Swifts are all over the world. There are about 71 kinds
of these birds. They fly around most of the day and only stop
flying once in awhile. They even eat while they are
flying. Sometimes they rest
on cliffs, in caves and in hollow trees. They like to nest in
places like that, too.
Their nests are made up of things they find while
they are flying around. The male and female swift put the nest
together with saliva when they are getting ready to mate. The
female lays from 1-6 eggs and she sits on them carefully so that
they are protected and warm. They hatch in 17-28 days.
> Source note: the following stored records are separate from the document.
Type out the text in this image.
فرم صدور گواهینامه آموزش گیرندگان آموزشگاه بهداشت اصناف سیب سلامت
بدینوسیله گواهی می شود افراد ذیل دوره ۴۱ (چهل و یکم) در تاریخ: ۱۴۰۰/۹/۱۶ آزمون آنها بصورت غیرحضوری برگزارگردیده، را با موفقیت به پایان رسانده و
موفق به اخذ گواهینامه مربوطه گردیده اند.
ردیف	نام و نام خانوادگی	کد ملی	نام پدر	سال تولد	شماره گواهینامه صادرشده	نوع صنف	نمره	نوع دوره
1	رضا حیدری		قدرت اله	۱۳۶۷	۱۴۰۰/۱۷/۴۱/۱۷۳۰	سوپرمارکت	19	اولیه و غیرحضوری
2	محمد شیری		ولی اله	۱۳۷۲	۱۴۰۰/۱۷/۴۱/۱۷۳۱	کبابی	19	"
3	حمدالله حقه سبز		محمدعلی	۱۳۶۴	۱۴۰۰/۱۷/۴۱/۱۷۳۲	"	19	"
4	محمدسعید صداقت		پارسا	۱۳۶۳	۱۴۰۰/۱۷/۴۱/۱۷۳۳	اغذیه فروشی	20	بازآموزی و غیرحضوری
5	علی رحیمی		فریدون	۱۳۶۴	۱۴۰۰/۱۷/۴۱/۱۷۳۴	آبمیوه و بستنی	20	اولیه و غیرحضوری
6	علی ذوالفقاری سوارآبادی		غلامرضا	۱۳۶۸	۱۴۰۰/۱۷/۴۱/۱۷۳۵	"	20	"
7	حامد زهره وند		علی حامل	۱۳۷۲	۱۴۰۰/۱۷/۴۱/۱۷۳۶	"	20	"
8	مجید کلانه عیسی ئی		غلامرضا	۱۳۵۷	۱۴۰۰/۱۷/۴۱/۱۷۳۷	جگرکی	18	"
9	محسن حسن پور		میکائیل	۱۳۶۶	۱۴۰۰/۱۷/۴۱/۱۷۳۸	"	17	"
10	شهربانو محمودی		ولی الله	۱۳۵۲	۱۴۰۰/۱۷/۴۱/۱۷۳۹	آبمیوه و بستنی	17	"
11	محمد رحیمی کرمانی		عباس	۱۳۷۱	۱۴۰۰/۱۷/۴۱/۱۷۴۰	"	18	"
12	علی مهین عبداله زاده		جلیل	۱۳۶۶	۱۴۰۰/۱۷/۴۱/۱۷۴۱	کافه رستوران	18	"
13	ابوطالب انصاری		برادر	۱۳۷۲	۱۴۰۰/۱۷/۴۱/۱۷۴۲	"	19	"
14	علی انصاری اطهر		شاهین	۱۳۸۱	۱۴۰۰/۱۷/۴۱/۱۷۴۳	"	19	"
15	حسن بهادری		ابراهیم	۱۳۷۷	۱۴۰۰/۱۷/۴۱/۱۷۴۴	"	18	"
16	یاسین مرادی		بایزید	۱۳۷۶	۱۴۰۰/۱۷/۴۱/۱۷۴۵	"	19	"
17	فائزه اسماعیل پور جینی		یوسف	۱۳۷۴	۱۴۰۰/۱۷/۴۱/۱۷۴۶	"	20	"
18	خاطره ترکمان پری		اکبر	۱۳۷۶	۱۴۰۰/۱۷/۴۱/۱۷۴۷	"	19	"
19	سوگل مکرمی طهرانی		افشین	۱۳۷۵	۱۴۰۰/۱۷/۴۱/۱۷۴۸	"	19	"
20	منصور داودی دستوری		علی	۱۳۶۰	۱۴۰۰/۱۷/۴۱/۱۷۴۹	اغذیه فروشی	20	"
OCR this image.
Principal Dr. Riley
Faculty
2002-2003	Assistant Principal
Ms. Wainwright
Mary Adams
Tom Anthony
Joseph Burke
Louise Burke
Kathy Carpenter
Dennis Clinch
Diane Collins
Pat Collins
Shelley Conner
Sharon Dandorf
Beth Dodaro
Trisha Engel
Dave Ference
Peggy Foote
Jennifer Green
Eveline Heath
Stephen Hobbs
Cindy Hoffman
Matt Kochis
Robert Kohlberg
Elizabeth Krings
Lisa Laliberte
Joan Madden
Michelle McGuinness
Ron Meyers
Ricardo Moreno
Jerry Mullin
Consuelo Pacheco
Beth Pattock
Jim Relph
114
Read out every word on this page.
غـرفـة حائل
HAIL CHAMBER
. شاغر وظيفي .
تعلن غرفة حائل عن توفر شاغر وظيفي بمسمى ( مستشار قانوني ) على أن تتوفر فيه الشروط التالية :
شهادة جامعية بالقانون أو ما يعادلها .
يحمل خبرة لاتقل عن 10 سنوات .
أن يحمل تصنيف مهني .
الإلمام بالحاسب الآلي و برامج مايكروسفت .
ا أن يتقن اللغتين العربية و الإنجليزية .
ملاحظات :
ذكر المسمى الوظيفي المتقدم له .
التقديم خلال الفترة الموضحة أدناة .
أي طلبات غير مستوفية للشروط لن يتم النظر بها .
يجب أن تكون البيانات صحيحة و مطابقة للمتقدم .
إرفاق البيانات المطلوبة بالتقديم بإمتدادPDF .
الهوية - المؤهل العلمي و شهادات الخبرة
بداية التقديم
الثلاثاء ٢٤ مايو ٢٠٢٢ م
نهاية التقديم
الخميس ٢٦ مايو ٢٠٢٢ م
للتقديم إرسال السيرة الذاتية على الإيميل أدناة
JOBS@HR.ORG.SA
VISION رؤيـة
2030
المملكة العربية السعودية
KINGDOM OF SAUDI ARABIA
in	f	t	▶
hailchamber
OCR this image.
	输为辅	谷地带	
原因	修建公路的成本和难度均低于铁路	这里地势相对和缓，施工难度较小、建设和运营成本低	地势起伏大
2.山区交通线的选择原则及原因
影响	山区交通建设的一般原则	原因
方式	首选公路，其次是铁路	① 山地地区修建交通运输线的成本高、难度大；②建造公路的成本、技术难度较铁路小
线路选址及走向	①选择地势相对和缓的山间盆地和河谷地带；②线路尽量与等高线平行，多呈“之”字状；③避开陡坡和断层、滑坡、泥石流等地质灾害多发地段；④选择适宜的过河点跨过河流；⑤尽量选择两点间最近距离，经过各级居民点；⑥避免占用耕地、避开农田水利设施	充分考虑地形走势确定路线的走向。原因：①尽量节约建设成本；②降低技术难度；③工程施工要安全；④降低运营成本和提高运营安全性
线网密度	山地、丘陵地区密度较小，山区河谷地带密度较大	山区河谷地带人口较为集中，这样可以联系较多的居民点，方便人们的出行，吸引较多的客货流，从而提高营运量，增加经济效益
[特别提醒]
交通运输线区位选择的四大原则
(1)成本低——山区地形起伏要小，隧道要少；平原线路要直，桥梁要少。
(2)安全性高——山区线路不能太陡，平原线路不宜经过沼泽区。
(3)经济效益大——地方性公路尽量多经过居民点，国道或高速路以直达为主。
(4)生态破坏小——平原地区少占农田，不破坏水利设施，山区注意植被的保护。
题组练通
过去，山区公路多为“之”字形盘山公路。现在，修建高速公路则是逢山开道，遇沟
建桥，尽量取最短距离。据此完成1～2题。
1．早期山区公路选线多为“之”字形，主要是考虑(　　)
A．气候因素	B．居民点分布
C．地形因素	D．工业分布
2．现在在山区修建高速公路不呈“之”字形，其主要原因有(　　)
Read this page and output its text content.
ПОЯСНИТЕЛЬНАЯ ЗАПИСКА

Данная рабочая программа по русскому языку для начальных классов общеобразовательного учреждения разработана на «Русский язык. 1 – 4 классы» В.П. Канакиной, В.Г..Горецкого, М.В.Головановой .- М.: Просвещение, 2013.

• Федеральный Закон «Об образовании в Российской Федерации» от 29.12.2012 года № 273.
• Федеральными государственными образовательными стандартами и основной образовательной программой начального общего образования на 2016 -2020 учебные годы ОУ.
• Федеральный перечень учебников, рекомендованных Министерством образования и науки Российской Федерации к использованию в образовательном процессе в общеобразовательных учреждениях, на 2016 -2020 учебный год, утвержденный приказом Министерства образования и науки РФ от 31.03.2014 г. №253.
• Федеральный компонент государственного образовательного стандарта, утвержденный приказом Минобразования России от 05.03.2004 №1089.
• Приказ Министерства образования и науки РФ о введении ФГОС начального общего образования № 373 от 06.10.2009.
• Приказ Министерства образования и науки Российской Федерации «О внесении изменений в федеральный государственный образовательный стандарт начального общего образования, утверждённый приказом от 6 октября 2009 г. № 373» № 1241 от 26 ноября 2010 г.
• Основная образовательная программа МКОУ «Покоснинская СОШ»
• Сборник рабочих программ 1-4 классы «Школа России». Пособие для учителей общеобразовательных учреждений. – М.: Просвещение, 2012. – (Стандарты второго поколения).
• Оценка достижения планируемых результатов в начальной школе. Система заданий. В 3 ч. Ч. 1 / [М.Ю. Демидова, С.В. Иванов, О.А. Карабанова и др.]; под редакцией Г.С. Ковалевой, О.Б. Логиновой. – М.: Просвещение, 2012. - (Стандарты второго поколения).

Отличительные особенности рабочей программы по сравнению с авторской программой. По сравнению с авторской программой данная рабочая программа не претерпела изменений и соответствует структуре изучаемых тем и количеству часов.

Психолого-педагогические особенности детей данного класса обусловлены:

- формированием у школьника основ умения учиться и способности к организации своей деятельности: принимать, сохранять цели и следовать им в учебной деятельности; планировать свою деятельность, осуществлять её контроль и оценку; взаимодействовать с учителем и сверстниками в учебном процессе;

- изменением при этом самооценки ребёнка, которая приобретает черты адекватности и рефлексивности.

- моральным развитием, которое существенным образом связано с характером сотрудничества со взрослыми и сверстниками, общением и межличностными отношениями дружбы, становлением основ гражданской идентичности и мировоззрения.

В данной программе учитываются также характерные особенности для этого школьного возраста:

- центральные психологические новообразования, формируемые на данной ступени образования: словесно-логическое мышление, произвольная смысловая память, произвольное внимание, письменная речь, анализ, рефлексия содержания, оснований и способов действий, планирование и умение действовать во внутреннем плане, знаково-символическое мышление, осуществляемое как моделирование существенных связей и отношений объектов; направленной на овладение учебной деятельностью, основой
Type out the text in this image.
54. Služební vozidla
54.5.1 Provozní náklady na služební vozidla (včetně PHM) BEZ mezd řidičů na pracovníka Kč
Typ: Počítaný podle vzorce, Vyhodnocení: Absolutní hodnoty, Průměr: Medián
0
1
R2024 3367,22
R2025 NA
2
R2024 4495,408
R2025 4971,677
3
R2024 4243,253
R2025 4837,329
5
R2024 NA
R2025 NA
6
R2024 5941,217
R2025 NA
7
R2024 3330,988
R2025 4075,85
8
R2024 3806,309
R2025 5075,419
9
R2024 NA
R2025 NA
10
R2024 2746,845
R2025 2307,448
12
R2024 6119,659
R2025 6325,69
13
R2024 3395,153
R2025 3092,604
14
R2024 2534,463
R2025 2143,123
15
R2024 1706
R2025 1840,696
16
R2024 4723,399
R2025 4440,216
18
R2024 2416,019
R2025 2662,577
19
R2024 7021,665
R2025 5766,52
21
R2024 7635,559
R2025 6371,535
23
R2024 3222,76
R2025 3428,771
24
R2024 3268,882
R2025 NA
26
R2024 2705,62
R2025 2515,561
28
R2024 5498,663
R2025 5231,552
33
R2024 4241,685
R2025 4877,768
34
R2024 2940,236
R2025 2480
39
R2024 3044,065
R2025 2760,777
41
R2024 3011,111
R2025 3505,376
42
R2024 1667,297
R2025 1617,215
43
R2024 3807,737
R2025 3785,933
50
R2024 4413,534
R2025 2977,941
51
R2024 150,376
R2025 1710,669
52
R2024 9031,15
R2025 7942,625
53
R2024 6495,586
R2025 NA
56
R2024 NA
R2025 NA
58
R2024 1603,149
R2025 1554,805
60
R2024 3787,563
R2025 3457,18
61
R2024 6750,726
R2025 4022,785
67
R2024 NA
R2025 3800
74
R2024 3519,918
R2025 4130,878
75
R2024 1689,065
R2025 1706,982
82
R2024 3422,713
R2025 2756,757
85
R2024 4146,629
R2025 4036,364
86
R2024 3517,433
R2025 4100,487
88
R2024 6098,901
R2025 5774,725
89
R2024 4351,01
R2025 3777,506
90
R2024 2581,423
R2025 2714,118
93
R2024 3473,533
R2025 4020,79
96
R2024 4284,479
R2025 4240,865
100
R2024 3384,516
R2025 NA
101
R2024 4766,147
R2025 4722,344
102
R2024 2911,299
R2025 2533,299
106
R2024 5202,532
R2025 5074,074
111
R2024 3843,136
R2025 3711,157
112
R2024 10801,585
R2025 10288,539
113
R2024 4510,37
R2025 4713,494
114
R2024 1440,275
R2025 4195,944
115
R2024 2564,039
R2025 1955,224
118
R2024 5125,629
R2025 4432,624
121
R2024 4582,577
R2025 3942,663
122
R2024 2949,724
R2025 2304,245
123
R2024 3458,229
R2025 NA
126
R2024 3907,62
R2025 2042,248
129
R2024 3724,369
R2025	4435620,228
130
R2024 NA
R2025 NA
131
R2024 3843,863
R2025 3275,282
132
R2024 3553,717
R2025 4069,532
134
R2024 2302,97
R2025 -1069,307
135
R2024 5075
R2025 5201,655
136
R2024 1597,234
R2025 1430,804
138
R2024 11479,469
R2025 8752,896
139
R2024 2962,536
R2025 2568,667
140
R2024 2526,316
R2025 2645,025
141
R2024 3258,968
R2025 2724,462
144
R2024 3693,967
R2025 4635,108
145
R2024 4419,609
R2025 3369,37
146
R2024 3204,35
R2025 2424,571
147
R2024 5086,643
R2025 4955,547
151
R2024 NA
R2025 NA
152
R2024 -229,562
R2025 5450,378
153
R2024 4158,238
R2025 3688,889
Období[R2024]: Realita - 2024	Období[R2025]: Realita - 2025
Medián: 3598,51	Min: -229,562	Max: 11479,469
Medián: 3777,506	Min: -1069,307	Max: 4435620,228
The babies are called chicks. Chicks stay in the nest for one
to two months. They are fed a 'bolus' which is a gross
sounding glob of insects that comes from the mother or father bird's
throat. The chicks will grow fast or slow depending on the
weather. If the weather is good, the parent birds can get out
and get more food, more often. This makes the chick grow
faster. If the weather is bad, the parent birds don't go out
to get food because insects aren't out flying in bad weather.
Chicks that don't get a lot of food grow slower and stay in the nest
The Swifts have tiny feet and wings that
are long and narrow. They are brown, black, and
some have white throats.
Some swifts will migrate to some place warmer
when winter comes. Some swifts will hibernate. They will
go to their protected nests and go to sleep. Their sleep will
be for shorter periods of time with them waking up in between.
They still go through hibernation the same way that other animals
do. Their bodies slow down. Their heart beats and
breathing are very slow and their body temperatures drop.
Waking up helps the swifts because then they can try to get enough
food to hold them over when they go to sleep again.